Tidak Sekedar Mengajar, kan?

Ratna Galih Puspita Rahayu 8 Mei 2015

 

“Bu Guru, apa itu bahasanya brekfes

Brekfes?”

“Iya. Makan pagi-pagi itu di Malaysia orang cakapnya brekfes.”

“Oooh. Breakfast Bhuppak? Bahasa Indonesianya sarapan.”

“Ooh. Sarapan.”

 

“Eshon la tao ngocak Bahasakabhi”(Saya sudah tahu berbicara dengan Bahasa Indonesia semua) Dari dalam bilik aku dengan jelas mendengar ucapan Bhuppak. Entah untuk kali ke berapa. Namun selalu jika ada kawannya yang datang bertamu maka Bhuppak akan mengajak mereka menonton berita dan Bhuppak akan menerjemahkan kata-kata berbahasa Indonesia yang banyak tidak di pahami oleh kebanyakan orang di Dusun. “Je pantes. Bekna e ajaraken kalabhen Bu Guru.” (Ya pantas, kamu diajari oleh Bu Guru) Dan itu jawaban yang juga berulang kali aku dengar. Bersamaan dengan itu, aku selalu bisa membayangkan ekspresi Bhuppak dengan senyum malu-malu, campuran antara bangga dan bahagia karena sudah bisa berbahasa Indonesia. Iya, karena sebelumnya kami berbahasa Melayu dirumah.

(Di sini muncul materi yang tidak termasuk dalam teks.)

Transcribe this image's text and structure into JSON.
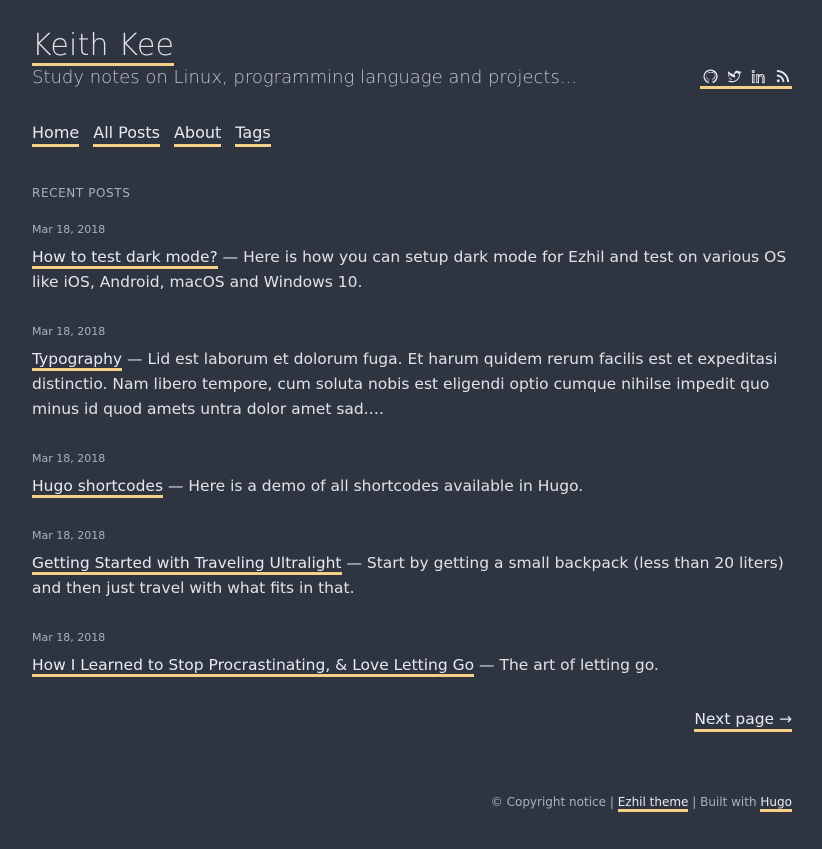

Bhuppak yang sejak umur 12 –bahkan sebelum ia mampu berbahasa Indonesia dengan baik dan benar- sudah pergi ke Malaysia adalah sosok pria pemalu namun baik hati. Saat pertama aku datang ke rumahnya, Bhuppak tidak langsung menemui aku. Aku ingat, ia menunggu hingga malam sebelum akhirnya menampakan wajah dihadapanku. Sejak awal Bhuppak berkata ia ingin belajar Bahasa Indonesia dariku, ia bahkan meminta Emak dan Kisra, anak dan istrinya, untuk belajar juga. Maka sudah diputuskan bahwa penghuni rumah itu sebisa mungkin tidak akan menggunakan Bahasa Bawean untuk berbicara denganku. Sehingga dapat dipastikan, diantara kawan-kawan sepenempatanku yang lainnya, akulah yang kemampuan berbahasa Baweannya paling rendah.

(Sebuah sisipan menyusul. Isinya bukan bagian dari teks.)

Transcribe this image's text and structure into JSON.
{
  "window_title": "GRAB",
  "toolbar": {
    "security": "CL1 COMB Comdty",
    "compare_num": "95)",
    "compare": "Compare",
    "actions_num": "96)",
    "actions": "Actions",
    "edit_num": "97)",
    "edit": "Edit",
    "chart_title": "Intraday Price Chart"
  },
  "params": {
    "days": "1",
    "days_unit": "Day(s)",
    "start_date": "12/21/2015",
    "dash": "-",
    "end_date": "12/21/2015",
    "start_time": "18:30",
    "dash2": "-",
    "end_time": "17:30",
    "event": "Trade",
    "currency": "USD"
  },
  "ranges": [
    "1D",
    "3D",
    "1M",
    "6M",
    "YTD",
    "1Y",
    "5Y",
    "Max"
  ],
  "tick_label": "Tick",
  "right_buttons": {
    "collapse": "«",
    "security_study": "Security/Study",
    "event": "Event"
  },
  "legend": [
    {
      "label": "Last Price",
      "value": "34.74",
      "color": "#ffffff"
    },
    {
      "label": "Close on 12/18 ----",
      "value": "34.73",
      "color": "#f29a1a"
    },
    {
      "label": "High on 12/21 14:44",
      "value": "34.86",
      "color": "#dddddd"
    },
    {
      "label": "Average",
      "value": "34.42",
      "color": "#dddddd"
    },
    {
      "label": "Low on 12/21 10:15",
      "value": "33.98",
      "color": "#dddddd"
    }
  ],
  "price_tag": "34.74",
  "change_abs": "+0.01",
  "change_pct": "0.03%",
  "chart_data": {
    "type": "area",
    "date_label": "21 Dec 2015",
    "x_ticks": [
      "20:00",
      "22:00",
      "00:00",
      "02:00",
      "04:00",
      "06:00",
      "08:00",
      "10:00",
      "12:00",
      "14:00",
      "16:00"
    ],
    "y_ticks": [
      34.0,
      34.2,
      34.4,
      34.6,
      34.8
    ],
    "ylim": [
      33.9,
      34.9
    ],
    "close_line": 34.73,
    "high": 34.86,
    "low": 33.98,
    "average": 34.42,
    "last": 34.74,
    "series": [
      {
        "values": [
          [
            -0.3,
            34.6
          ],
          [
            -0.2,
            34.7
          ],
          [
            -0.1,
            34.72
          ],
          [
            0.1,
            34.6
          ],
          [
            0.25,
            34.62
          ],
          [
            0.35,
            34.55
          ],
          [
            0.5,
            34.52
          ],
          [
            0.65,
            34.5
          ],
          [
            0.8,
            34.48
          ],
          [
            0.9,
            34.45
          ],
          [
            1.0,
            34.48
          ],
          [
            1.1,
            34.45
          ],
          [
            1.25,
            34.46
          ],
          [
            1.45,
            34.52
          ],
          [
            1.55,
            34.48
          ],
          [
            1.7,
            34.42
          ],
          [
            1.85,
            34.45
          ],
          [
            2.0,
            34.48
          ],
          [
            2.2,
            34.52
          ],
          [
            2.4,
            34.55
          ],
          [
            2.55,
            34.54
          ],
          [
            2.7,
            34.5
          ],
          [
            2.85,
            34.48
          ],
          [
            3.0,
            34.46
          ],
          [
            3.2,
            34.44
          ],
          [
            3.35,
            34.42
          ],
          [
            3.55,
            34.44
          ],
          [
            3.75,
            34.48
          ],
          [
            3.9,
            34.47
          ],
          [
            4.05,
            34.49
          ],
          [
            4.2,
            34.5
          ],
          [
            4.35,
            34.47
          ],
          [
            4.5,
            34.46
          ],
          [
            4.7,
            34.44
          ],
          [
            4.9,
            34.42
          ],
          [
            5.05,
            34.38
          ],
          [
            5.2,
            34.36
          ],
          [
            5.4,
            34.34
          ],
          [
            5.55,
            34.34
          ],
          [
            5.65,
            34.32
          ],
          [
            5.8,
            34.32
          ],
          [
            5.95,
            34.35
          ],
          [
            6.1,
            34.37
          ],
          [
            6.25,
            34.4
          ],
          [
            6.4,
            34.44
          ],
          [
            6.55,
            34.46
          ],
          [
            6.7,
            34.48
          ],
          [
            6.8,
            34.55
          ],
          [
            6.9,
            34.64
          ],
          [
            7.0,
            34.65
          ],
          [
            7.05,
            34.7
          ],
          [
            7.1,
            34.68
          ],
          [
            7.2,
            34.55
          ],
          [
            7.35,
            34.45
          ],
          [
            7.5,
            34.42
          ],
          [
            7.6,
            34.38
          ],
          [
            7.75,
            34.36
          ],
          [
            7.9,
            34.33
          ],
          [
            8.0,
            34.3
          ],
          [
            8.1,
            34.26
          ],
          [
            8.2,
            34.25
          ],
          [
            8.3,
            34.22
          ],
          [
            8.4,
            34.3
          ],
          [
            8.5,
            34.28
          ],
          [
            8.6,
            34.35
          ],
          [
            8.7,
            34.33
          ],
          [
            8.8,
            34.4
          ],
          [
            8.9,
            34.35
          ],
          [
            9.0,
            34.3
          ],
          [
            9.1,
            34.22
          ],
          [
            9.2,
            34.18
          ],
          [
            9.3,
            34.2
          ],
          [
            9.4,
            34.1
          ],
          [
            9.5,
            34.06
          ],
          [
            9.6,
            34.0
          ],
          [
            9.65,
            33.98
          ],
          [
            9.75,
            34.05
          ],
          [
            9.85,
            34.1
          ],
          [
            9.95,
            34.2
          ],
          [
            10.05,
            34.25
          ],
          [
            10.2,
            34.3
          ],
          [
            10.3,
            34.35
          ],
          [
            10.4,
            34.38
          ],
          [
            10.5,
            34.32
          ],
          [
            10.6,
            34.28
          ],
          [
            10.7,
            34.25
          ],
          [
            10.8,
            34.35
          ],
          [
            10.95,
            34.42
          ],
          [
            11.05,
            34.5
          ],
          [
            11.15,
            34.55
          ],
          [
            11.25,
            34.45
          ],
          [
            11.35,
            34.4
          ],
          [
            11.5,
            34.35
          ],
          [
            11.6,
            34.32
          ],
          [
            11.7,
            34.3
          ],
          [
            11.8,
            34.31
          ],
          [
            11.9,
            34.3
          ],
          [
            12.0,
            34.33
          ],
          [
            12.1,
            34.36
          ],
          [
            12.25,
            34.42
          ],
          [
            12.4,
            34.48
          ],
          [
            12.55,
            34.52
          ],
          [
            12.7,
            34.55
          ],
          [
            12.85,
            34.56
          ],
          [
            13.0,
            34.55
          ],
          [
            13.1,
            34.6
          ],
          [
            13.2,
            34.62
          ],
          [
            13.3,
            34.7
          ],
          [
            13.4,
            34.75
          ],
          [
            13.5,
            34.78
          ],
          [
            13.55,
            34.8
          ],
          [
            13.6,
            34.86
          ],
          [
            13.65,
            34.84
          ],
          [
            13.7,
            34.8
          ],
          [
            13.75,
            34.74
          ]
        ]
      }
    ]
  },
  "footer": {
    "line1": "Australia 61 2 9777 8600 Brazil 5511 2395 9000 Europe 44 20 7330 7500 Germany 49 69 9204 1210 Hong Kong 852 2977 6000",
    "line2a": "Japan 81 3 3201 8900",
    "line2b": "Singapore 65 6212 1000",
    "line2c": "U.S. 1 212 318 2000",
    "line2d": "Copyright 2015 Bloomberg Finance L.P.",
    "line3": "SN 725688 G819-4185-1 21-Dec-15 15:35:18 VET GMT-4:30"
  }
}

Sering aku memprotes Bhuppak dan mencoba menggunakan Bahasa Bawean yang baru sedikit aku ketahui di rumah. Alasanya sederhana, aku sering dijadikan objek olok-olokan kawan-kawan karena keterbatasan Bahasaku. Namun tetap saja, Bhuppak akan menjawab pertanyaanku dengan Bahasa Melayu. Ia dengan santai menjawab, “Bila ingin belajar Bahasa Bawean, belajar itu sama orang-orang tua. Nanti lambat-lambat tau.” Katanya. Lalu aku tak bisa berkutik.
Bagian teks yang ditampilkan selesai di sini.